We live in a world of fear: fear of the future, fear of others, fear of the exterior world. In this era, fear is an ever-present anxiety that destroys our vital force. It is the cause of many sicknesses.

At the root of fear and anguish is the attachment to oneself and to things in life. By practicing zazen regularly, by abandoning attachment, this anxious state disappears. If the mind is tranquil, everything becomes tranquil.

In zazen, it is possible to observe emotions and fears like bubbles that come up to the surface of a river. The mind is brought back to the present moment; it becomes like the vast ocean which, deep down, cannot be troubled.

Most fears are imaginary and correspond to no real or immediate danger. Non-fear is the consciousness that lets emotions come, without identifying with them. The consciousness then frees itself and attains a state of stability which manifests as non-fear.

 

Ki--Cosmic Activity

 

It is because we are in continuum with the universe that we have life. It is a question of acting in continuum with the universe.

Master Kodo Sawaki

 

Current civilization diminishes the spirit, the vital force that each of us possesses. The artificial lifestyles we lead-- processed food, overheated living conditions, synthetic clothes, modern comforts that demand no effort--all these artifices cause us regress into passivity.

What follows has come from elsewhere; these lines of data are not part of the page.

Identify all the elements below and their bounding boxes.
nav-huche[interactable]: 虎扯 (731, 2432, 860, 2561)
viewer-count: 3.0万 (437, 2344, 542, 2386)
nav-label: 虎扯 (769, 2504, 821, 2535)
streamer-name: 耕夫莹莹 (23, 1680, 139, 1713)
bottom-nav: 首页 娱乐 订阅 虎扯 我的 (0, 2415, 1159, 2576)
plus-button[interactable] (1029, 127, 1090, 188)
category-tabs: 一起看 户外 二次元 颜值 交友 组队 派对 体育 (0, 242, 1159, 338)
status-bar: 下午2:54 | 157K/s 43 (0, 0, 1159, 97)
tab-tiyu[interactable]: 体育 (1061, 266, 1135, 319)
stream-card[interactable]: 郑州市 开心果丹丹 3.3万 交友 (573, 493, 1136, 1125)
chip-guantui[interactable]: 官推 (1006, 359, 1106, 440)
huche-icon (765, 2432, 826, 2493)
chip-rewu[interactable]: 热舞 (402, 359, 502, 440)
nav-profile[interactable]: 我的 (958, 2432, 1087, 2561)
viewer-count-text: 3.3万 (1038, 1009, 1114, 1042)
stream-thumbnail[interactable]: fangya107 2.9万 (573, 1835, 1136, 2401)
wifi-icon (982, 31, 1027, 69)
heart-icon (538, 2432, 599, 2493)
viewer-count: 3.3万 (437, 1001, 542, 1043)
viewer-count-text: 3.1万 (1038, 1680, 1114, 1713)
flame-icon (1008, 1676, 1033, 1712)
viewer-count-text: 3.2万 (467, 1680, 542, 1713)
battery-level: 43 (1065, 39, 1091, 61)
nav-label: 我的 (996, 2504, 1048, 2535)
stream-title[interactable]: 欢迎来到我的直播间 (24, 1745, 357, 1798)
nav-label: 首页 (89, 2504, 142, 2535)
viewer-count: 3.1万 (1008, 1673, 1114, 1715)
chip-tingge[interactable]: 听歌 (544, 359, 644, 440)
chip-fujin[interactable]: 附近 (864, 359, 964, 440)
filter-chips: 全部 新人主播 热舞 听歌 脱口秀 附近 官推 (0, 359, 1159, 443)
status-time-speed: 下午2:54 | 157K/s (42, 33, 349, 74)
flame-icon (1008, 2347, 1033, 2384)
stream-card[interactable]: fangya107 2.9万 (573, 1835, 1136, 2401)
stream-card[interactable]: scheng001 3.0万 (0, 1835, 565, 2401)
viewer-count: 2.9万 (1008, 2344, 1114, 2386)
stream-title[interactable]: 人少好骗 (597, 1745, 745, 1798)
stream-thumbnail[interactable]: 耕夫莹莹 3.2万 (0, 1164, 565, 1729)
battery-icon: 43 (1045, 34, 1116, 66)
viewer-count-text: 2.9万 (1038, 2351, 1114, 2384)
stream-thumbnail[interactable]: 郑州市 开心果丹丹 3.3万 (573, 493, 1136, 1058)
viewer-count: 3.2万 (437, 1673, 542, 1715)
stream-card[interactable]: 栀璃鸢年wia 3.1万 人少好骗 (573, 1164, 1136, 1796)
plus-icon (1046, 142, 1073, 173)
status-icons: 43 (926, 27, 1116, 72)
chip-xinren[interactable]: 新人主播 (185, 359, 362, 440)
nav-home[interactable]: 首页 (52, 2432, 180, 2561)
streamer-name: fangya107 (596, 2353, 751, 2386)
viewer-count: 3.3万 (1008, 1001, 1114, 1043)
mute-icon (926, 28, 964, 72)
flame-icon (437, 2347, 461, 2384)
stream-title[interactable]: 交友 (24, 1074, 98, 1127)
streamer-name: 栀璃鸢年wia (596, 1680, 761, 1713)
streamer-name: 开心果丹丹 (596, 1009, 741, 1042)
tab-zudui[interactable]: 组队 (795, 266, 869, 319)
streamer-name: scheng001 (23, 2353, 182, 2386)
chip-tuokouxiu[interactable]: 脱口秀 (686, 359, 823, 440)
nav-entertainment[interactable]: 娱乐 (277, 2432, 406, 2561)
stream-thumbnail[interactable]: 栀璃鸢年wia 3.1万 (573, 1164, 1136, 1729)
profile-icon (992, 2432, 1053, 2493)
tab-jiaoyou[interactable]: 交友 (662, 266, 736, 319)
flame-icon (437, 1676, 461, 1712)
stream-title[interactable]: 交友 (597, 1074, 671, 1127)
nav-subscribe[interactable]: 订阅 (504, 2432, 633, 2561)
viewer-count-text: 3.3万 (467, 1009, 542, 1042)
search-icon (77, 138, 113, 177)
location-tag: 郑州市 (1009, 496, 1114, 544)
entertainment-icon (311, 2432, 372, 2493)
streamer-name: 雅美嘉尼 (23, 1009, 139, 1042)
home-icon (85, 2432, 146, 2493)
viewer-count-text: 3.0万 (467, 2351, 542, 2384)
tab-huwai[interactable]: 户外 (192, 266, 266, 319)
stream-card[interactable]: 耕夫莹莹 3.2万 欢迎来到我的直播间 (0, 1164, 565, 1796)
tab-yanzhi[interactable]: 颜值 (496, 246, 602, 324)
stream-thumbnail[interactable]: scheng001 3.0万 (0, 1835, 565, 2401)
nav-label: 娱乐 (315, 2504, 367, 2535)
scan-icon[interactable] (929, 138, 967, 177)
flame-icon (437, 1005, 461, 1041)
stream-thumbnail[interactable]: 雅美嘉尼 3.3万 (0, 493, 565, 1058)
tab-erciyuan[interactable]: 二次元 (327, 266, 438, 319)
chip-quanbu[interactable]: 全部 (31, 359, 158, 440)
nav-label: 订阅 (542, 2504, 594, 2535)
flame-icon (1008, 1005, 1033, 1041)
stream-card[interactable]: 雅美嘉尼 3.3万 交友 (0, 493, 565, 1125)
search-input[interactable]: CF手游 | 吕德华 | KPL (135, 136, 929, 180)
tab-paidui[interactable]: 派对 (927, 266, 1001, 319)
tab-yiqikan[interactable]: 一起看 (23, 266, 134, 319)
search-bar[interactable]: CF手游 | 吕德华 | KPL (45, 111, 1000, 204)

True spiritual help means communicating this vital force to others. The entire cosmos is filled with it; our lives are waves in its ocean. Ki is the manifestantion of universal energy. It sets things in motion, propels them. It makes the blood flow through our veins, stimulates nervous impulses, regenerates cells and creates vital movement. A strong ki makes life intense.

In zazen, we are immobile. When we concentrate on a deep exhalation, a very strong ki develops. How do we use it? By concentrating, putting our vital energy in just one action at a time. Zazen teaches us to live this way.

In modern civilization, dispersion, mental agitation, disordered thoughts and anxiety cause us to lose ki. We must rediscover this fundamental force, because the destiny of humanity is to accomplish its cosmic function.